Why do we assume that it is negative to look old? This is a deeply ingrained view. Are we colluding with the cosmetics industry or is it that we have defined beauty so narrowly as to only include anyone under the age of 35? Why are wrinkles seen as ugly blemishes to be removed rather than a sign of experience and wisdom? Why is it an achievement to have persuaded someone that you're 20 years younger than you really are – particularly when this only relates to appearance rather than something you might be doing or have achieved?
The media undoubtedly reflects and affects our views. It has both the power to encourage and reinforce existing stereotypes
There are numerous other ways in which ageism is reinforced unwittingly in the media. The association of words such as “elderly” with “vulnerable” or phrases such as “boomers have it better than millennials” all create a negative and unrealistic view of later life. These stereotypes imply homogeneity amongst older people, disregarding the diverse and unequal experiences we have of later life. It is widely recognised as unacceptable to describe women or Disabled people as homogenous. It must become unacceptable to describe older people in this way too.

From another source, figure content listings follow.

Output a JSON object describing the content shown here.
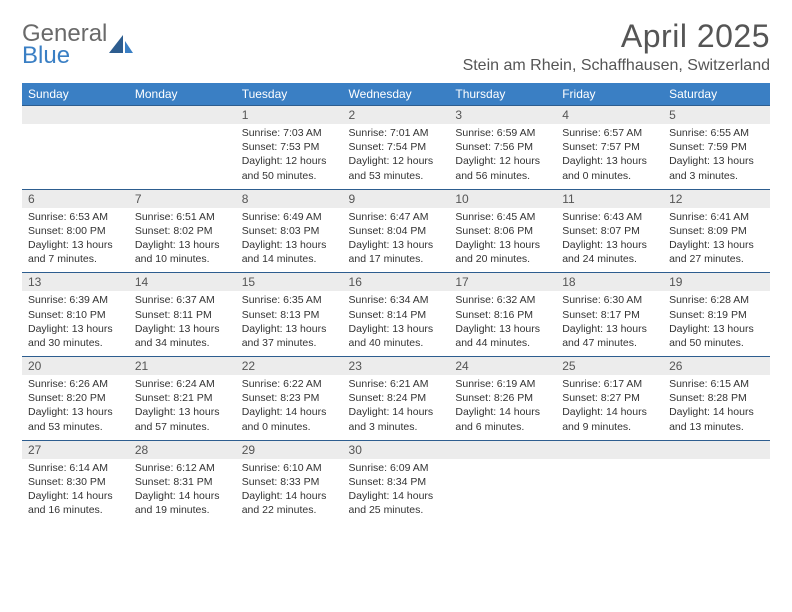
{
  "brand": {
    "word1": "General",
    "word2": "Blue",
    "icon_color": "#2d5d8f"
  },
  "header": {
    "month_title": "April 2025",
    "location": "Stein am Rhein, Schaffhausen, Switzerland"
  },
  "colors": {
    "header_bg": "#3a7fc4",
    "header_text": "#ffffff",
    "row_divider": "#2d5d8f",
    "daynum_bg": "#ececec",
    "page_bg": "#ffffff",
    "body_text": "#333333",
    "title_text": "#555555"
  },
  "typography": {
    "month_title_size_pt": 24,
    "location_size_pt": 12,
    "dow_size_pt": 9,
    "daynum_size_pt": 9,
    "cell_size_pt": 8
  },
  "calendar": {
    "days_of_week": [
      "Sunday",
      "Monday",
      "Tuesday",
      "Wednesday",
      "Thursday",
      "Friday",
      "Saturday"
    ],
    "weeks": [
      [
        null,
        null,
        {
          "n": "1",
          "sunrise": "Sunrise: 7:03 AM",
          "sunset": "Sunset: 7:53 PM",
          "day1": "Daylight: 12 hours",
          "day2": "and 50 minutes."
        },
        {
          "n": "2",
          "sunrise": "Sunrise: 7:01 AM",
          "sunset": "Sunset: 7:54 PM",
          "day1": "Daylight: 12 hours",
          "day2": "and 53 minutes."
        },
        {
          "n": "3",
          "sunrise": "Sunrise: 6:59 AM",
          "sunset": "Sunset: 7:56 PM",
          "day1": "Daylight: 12 hours",
          "day2": "and 56 minutes."
        },
        {
          "n": "4",
          "sunrise": "Sunrise: 6:57 AM",
          "sunset": "Sunset: 7:57 PM",
          "day1": "Daylight: 13 hours",
          "day2": "and 0 minutes."
        },
        {
          "n": "5",
          "sunrise": "Sunrise: 6:55 AM",
          "sunset": "Sunset: 7:59 PM",
          "day1": "Daylight: 13 hours",
          "day2": "and 3 minutes."
        }
      ],
      [
        {
          "n": "6",
          "sunrise": "Sunrise: 6:53 AM",
          "sunset": "Sunset: 8:00 PM",
          "day1": "Daylight: 13 hours",
          "day2": "and 7 minutes."
        },
        {
          "n": "7",
          "sunrise": "Sunrise: 6:51 AM",
          "sunset": "Sunset: 8:02 PM",
          "day1": "Daylight: 13 hours",
          "day2": "and 10 minutes."
        },
        {
          "n": "8",
          "sunrise": "Sunrise: 6:49 AM",
          "sunset": "Sunset: 8:03 PM",
          "day1": "Daylight: 13 hours",
          "day2": "and 14 minutes."
        },
        {
          "n": "9",
          "sunrise": "Sunrise: 6:47 AM",
          "sunset": "Sunset: 8:04 PM",
          "day1": "Daylight: 13 hours",
          "day2": "and 17 minutes."
        },
        {
          "n": "10",
          "sunrise": "Sunrise: 6:45 AM",
          "sunset": "Sunset: 8:06 PM",
          "day1": "Daylight: 13 hours",
          "day2": "and 20 minutes."
        },
        {
          "n": "11",
          "sunrise": "Sunrise: 6:43 AM",
          "sunset": "Sunset: 8:07 PM",
          "day1": "Daylight: 13 hours",
          "day2": "and 24 minutes."
        },
        {
          "n": "12",
          "sunrise": "Sunrise: 6:41 AM",
          "sunset": "Sunset: 8:09 PM",
          "day1": "Daylight: 13 hours",
          "day2": "and 27 minutes."
        }
      ],
      [
        {
          "n": "13",
          "sunrise": "Sunrise: 6:39 AM",
          "sunset": "Sunset: 8:10 PM",
          "day1": "Daylight: 13 hours",
          "day2": "and 30 minutes."
        },
        {
          "n": "14",
          "sunrise": "Sunrise: 6:37 AM",
          "sunset": "Sunset: 8:11 PM",
          "day1": "Daylight: 13 hours",
          "day2": "and 34 minutes."
        },
        {
          "n": "15",
          "sunrise": "Sunrise: 6:35 AM",
          "sunset": "Sunset: 8:13 PM",
          "day1": "Daylight: 13 hours",
          "day2": "and 37 minutes."
        },
        {
          "n": "16",
          "sunrise": "Sunrise: 6:34 AM",
          "sunset": "Sunset: 8:14 PM",
          "day1": "Daylight: 13 hours",
          "day2": "and 40 minutes."
        },
        {
          "n": "17",
          "sunrise": "Sunrise: 6:32 AM",
          "sunset": "Sunset: 8:16 PM",
          "day1": "Daylight: 13 hours",
          "day2": "and 44 minutes."
        },
        {
          "n": "18",
          "sunrise": "Sunrise: 6:30 AM",
          "sunset": "Sunset: 8:17 PM",
          "day1": "Daylight: 13 hours",
          "day2": "and 47 minutes."
        },
        {
          "n": "19",
          "sunrise": "Sunrise: 6:28 AM",
          "sunset": "Sunset: 8:19 PM",
          "day1": "Daylight: 13 hours",
          "day2": "and 50 minutes."
        }
      ],
      [
        {
          "n": "20",
          "sunrise": "Sunrise: 6:26 AM",
          "sunset": "Sunset: 8:20 PM",
          "day1": "Daylight: 13 hours",
          "day2": "and 53 minutes."
        },
        {
          "n": "21",
          "sunrise": "Sunrise: 6:24 AM",
          "sunset": "Sunset: 8:21 PM",
          "day1": "Daylight: 13 hours",
          "day2": "and 57 minutes."
        },
        {
          "n": "22",
          "sunrise": "Sunrise: 6:22 AM",
          "sunset": "Sunset: 8:23 PM",
          "day1": "Daylight: 14 hours",
          "day2": "and 0 minutes."
        },
        {
          "n": "23",
          "sunrise": "Sunrise: 6:21 AM",
          "sunset": "Sunset: 8:24 PM",
          "day1": "Daylight: 14 hours",
          "day2": "and 3 minutes."
        },
        {
          "n": "24",
          "sunrise": "Sunrise: 6:19 AM",
          "sunset": "Sunset: 8:26 PM",
          "day1": "Daylight: 14 hours",
          "day2": "and 6 minutes."
        },
        {
          "n": "25",
          "sunrise": "Sunrise: 6:17 AM",
          "sunset": "Sunset: 8:27 PM",
          "day1": "Daylight: 14 hours",
          "day2": "and 9 minutes."
        },
        {
          "n": "26",
          "sunrise": "Sunrise: 6:15 AM",
          "sunset": "Sunset: 8:28 PM",
          "day1": "Daylight: 14 hours",
          "day2": "and 13 minutes."
        }
      ],
      [
        {
          "n": "27",
          "sunrise": "Sunrise: 6:14 AM",
          "sunset": "Sunset: 8:30 PM",
          "day1": "Daylight: 14 hours",
          "day2": "and 16 minutes."
        },
        {
          "n": "28",
          "sunrise": "Sunrise: 6:12 AM",
          "sunset": "Sunset: 8:31 PM",
          "day1": "Daylight: 14 hours",
          "day2": "and 19 minutes."
        },
        {
          "n": "29",
          "sunrise": "Sunrise: 6:10 AM",
          "sunset": "Sunset: 8:33 PM",
          "day1": "Daylight: 14 hours",
          "day2": "and 22 minutes."
        },
        {
          "n": "30",
          "sunrise": "Sunrise: 6:09 AM",
          "sunset": "Sunset: 8:34 PM",
          "day1": "Daylight: 14 hours",
          "day2": "and 25 minutes."
        },
        null,
        null,
        null
      ]
    ]
  }
}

Ageing Better is hopeful that IPSO, the independent body that regulates most of the UK’s newspapers and magazines, will add age to Clause 12 of its Editors Code of Practice, which focuses on avoiding discrimination. This would prohibit the press from making prejudicial or pejorative references to an individual’s age or from giving details of an individual’s age when it is irrelevant to the story. Details of an individual's race, colour, religion, gender identity, sexual orientation, physical or mental illness or disability must be avoided unless genuinely relevant to the story and cannot be mentioned in a pejorative or prejudicial manner. These standards must be applied to age too.
The media undoubtedly reflects and affects our views. It has both the power to encourage and reinforce existing stereotypes and the potential to provide evidence and narratives that demonstrate the diversity and reality of individual lives across the age range.
With a little encouragement from IPSO, the media could help shift the views we all hold and make us more positive about ageing.